Oireachtas Joint and Select Committees

Tuesday, 8 January 2013

Joint Oireachtas Committee on Health and Children

Implementation of Government Decision Following Expert Group Report into Matters Relating to A, B and C v. Ireland

11:55 am

Dr. Sam Coulter Smith:

This accounts for about 12% of births nationally. We are a tertiary referral centre for both sick mothers and sick babies. We jointly manage maternal morbidity cases with our colleagues from the general hospitals - in our case, mostly the Mater hospital and Beaumont Hospital, but other hospitals as well.

I will provide some figures to put things into context. Of the women we look after, we see about 40 very significantly sick mothers with life-threatening issues annually. As I said, we jointly manage these cases with our colleagues, mostly in the Mater. It is important to recognise that we only have access to intensive care facilities in the Mater Hospital, which is about 400 yards away. That is not appropriate in this day and age. On average, we have approximately five or six cases a year in which interruption of the pregnancy is required to save the mother's life. There are a range of conditions and timescales in this sort of situation. One example is the case of maternal collapse when some sort of immediate intervention is required. Where the mother's life is at risk from something like cancer or significant cardiac abnormalities such as maternal cardiac disease, the risk obviously is not quite so acute but it is definitely there. Then there are situations in which the mother's life is at risk because of complications of pregnancy, such as infection. In that situation, where there is no prospect of the baby's survival, then obviously intervention has to be made.

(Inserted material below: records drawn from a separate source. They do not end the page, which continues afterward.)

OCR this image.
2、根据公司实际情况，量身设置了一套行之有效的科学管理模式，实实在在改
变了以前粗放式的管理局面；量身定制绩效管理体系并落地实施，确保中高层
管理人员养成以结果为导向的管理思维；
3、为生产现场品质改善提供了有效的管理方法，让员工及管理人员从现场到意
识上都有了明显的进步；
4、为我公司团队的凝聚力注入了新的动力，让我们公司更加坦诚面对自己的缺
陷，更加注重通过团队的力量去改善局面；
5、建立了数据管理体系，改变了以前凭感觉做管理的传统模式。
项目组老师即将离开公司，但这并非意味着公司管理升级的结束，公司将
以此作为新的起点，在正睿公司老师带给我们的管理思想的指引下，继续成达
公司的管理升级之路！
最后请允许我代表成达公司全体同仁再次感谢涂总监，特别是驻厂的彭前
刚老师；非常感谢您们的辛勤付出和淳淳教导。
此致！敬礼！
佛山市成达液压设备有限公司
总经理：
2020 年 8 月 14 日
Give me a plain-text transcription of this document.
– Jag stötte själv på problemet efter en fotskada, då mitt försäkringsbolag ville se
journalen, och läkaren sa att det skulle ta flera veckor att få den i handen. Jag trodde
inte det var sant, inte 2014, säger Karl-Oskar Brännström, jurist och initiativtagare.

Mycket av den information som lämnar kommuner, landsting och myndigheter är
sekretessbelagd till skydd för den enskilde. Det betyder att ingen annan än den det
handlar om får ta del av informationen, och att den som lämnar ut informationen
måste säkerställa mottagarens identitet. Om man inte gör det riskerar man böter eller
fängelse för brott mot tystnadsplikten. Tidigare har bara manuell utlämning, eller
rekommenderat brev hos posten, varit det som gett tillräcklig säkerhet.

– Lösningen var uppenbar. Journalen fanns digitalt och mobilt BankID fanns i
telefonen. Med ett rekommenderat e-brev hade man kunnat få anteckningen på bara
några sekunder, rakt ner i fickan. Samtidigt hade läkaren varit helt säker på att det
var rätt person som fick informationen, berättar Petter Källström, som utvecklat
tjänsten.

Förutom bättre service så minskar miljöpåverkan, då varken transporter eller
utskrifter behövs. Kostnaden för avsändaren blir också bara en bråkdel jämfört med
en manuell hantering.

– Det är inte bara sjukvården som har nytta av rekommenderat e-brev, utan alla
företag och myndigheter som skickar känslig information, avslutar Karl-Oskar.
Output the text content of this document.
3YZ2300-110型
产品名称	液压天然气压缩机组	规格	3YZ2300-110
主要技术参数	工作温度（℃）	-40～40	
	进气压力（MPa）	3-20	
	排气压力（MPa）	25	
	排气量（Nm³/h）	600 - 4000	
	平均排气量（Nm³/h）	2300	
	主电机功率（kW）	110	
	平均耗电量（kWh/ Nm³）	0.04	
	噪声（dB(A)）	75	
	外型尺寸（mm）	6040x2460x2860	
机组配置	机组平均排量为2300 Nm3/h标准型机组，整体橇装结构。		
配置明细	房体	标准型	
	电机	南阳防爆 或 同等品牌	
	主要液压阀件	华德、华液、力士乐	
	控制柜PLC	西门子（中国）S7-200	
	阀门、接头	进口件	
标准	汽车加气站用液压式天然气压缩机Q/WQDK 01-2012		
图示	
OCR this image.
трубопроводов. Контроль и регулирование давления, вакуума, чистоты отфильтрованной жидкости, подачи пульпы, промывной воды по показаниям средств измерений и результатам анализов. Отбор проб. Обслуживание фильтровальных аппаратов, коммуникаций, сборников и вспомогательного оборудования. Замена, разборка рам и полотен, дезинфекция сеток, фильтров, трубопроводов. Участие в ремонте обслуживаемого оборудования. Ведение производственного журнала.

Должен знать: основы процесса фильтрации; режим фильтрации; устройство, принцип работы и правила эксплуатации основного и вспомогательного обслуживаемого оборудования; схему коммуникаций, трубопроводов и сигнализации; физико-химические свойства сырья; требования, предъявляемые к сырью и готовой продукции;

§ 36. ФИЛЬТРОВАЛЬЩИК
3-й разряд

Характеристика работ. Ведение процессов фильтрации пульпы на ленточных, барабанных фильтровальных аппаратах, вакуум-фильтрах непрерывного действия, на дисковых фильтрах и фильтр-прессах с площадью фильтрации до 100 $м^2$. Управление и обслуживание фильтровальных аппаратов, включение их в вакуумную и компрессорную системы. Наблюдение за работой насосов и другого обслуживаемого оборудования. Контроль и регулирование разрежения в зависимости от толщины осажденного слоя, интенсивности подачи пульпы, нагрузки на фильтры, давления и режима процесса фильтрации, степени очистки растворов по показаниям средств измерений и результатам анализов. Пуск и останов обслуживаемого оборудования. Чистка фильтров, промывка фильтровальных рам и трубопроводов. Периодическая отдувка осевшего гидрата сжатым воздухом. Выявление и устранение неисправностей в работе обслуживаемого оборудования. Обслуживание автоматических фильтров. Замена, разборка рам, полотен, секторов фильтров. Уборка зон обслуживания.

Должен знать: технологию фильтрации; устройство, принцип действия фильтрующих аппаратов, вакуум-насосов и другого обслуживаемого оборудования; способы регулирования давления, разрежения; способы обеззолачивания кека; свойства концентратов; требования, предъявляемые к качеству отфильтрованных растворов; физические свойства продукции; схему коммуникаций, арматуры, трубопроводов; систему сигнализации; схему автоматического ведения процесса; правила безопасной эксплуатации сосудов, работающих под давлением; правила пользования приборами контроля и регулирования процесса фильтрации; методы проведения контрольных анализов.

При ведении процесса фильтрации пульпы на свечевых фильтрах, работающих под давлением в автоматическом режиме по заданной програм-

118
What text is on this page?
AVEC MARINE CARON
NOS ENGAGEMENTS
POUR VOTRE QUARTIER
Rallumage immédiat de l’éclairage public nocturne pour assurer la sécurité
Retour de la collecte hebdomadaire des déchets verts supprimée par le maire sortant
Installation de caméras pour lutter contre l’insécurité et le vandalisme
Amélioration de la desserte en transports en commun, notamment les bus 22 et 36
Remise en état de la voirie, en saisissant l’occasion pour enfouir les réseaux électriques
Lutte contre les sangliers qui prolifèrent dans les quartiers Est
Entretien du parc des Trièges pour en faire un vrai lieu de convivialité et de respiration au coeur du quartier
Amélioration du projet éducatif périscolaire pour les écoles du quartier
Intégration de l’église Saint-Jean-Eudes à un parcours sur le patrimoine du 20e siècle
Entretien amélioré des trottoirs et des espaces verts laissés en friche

Dr. Mahony has already alluded to the number of maternal deaths in the country. Most of the big maternity hospitals expect to have somewhere between zero and three maternal deaths a year. That would equate approximately to between nine and 11 cases in 100,000. The causes of death include epilepsy, thromboembolism, breast cancer, uterine rupture, haemorrhage and accidental death.

I would now like to turn my attention, if I may, to the issue of maternal mental health. Nationally we have three specialists who sub-specialise in the area of mental health in pregnancy. All of these specialists are in Dublin. Mental health issues complicate somewhere between 10% and 15% of pregnancies. They are therefore one of the commonest complications of pregnancy, yet they are one of the most under-resourced complications. Life-threatening mental health issues are rare. The incidence of suicide in pregnancy is of the order of one in 500,000. That is based on UK figures. We cannot be sure of the numbers who will feel they are at significant risk of suicide, as many of the patients who currently have suicidal ideation may not interact with our maternity services or our mental health services. They may, in fact, travel to the UK without accessing any of the services in this country. It is important to realise that it is very rare for a woman to claim that she is suicidal in pregnancy and wants a termination of pregnancy.

There are a number of issues that I would like to highlight. The first, on what might seem a small point but is hugely important, is the terminology we use when we talk about this subject. Some people will use the term "abortion", while some will use "termination of pregnancy". It is of enormous psychological importance to a woman who is having her pregnancy interrupted for a life-saving procedure whether we call that an abortion or a termination of pregnancy.

There is the potential for a significant impact on existing services. Our maternity services in this country at the moment are all demand-led and are barely coping with the existing demand on them. We do not know what the demand will be down the line. We do not have the infrastructure, staff or resources - from an obstetric or a mental health point of view - to deal with this new component of service that we may be asked to provide.

The legislation and regulation are important. I welcome the Cabinet's decision on legislation and regulation. The legislation needs to be short and it needs to take into account future developments within medical practice. There needs to be a degree of flexibility within that legislation to deal with the wide variety of clinical scenarios that we face. In terms of regulation, there needs to be a suitable number of qualified doctors involved in a decision to terminate a pregnancy. Those doctors should be on the specialist register. There should be the opinions of at least two senior obstetricians, plus the opinion of whatever specialist is involved. If it is a mental health issue, then obviously a psychiatrist has to be involved. If it is a cardiac issue, then a cardiologist needs to be involved and others as well.

As regards where these procedures should occur, it will depend on the clinical scenario. However, most institutions that provide maternity services should have the ability to provide this service, bearing in mind that some of the smaller hospitals will not have the appropriate mix of specialties to deal with it, and a referral path needs to be made for that situation. There also needs to be an appropriate appeals system with appropriate access to legal opinion and access to the courts where necessary.

Turning briefly to the area of conscientious objection, it is important to realise that we are talking about situations in which a mother's life is at risk. She is at risk of death and in that case, obviously, conscientious objection becomes a lesser issue. I will leave it there but the committee can come back to any of the other issues.